The doctor, touching and probing, doesn’t seem to hear.
She gives him a loud moo, and even this fails to get his attention.
“So he just hit you?” the cop says. “Just came out of nowhere and hit you?”
“Hit me with a pipe.”
“You think you could ID this person?”
“His shoes maybe. They looked worn at the heels. He must be on his feet a lot.”
The cop looks at her and says, “You sure it was a pipe? Must not’ve been a very hard pipe. A hard pipe would’ve cracked you open like a watermelon.”
“I t
hink it was plastic like the kind plumbers use. It broke and I got sand all over me.” She pulls at the ends of her hair. “See this? This is sand. I guess it’s sand.”
The cop leaves and the doctor removes his gloves. “You’re a lucky young woman,” he says. “I can find nothing broken. This bump here on your skull, a few cuts where you appear to have bitten yourself, but the bleeding has stopped. Cosmetically there’s no evidence of trauma. No bruises or lacerations.” He shakes his head and bunches his lips into the shape of a snail. “Still couldn’t have been a pleasant experience. Are you in any pain?”

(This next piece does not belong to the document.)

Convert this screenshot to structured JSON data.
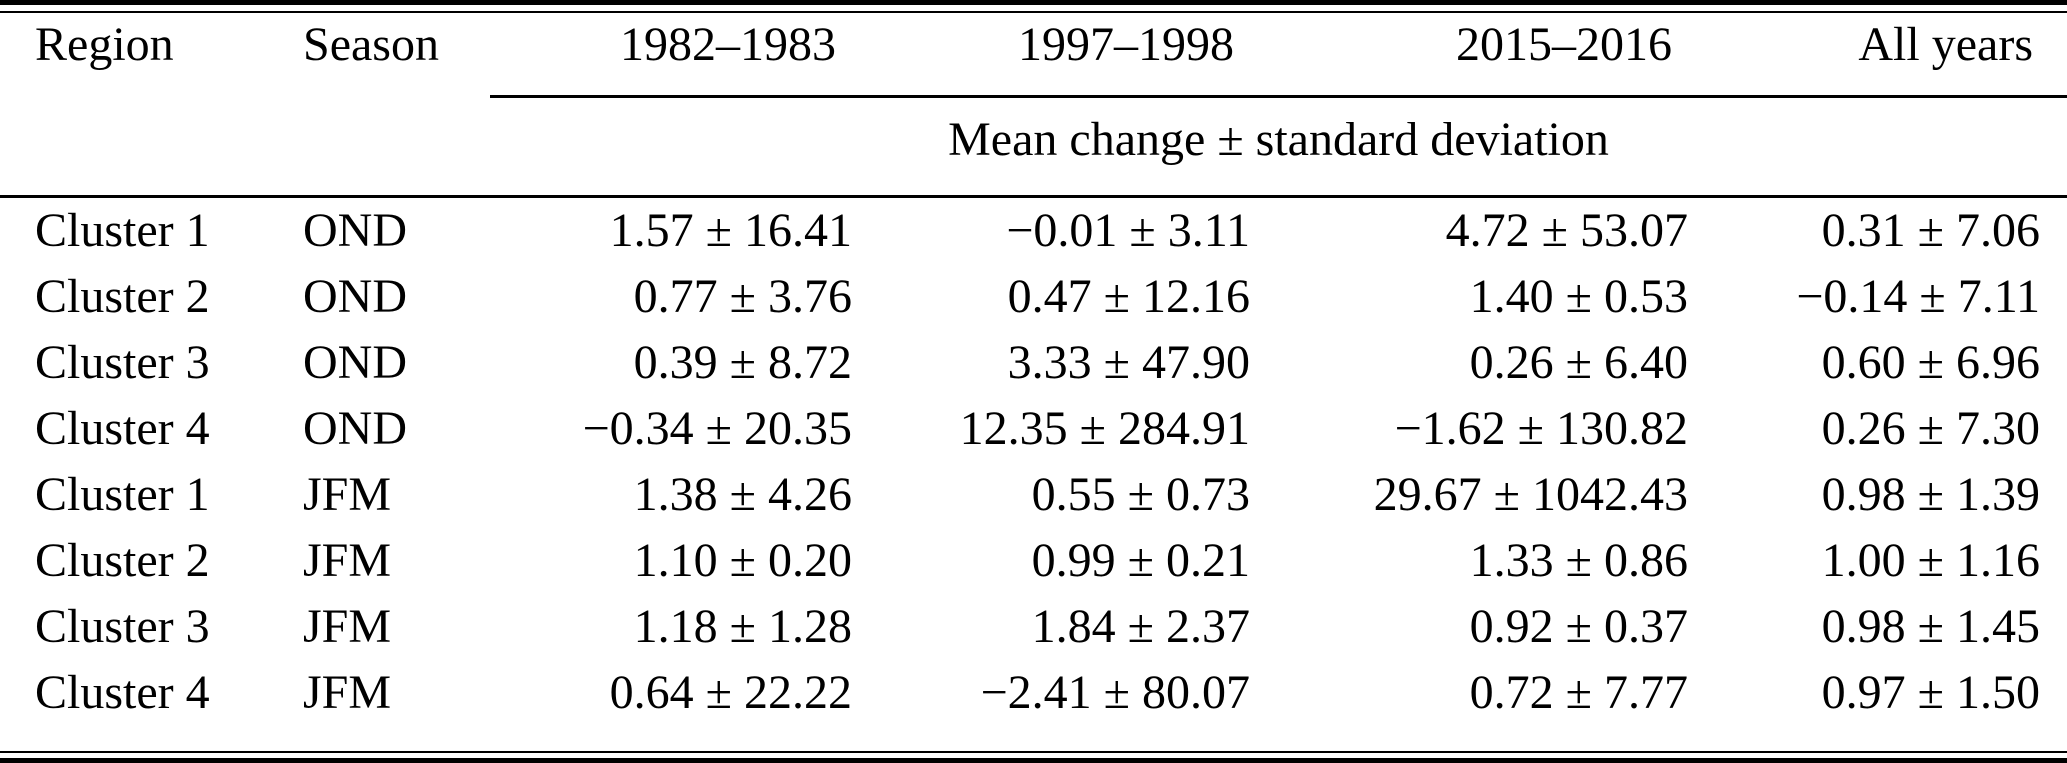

“I’m in a lot of pain,” she says, “but to be right honest I’ve been hurt worse.” Juliet knows she should leave it at that, but the cop has left the room and something compels her to give voice to the picture that occupies her head. “In 1971, when I was a recent honors graduate of the Academy of the Sacred Heart and mere months away from being crowned a debutante queen, I underwent an illegal abortion in an office building downtown. Now that hurt.”
The doctor removes an instrument from her ear.
“This happened not long after my father drowned in Lake Pontchartrain in a, quote unquote, sailing accident. Long story short, my boyfriend took me to an abortionist who fixed me so that I could never have children again.”
The doctor puts his instrument away. “Are you kidding me?”
Juliet gives her head a shake. “The abortionist, I learned later, was a former Tulane medical student who apparently liked raiding hospital pharmacies more than he did sawing the bones of cadavers. The school gave him the boot for this. Want to know who my boyfriend was?”
“Miss Beauvais?”
“You’re a doctor, so let me ask. What do you think hurts more? Having a dirty speculum and a dirty curette rooting around in your volvo and spreading all variety of infection or sticking a Barbie doll up your rectum?”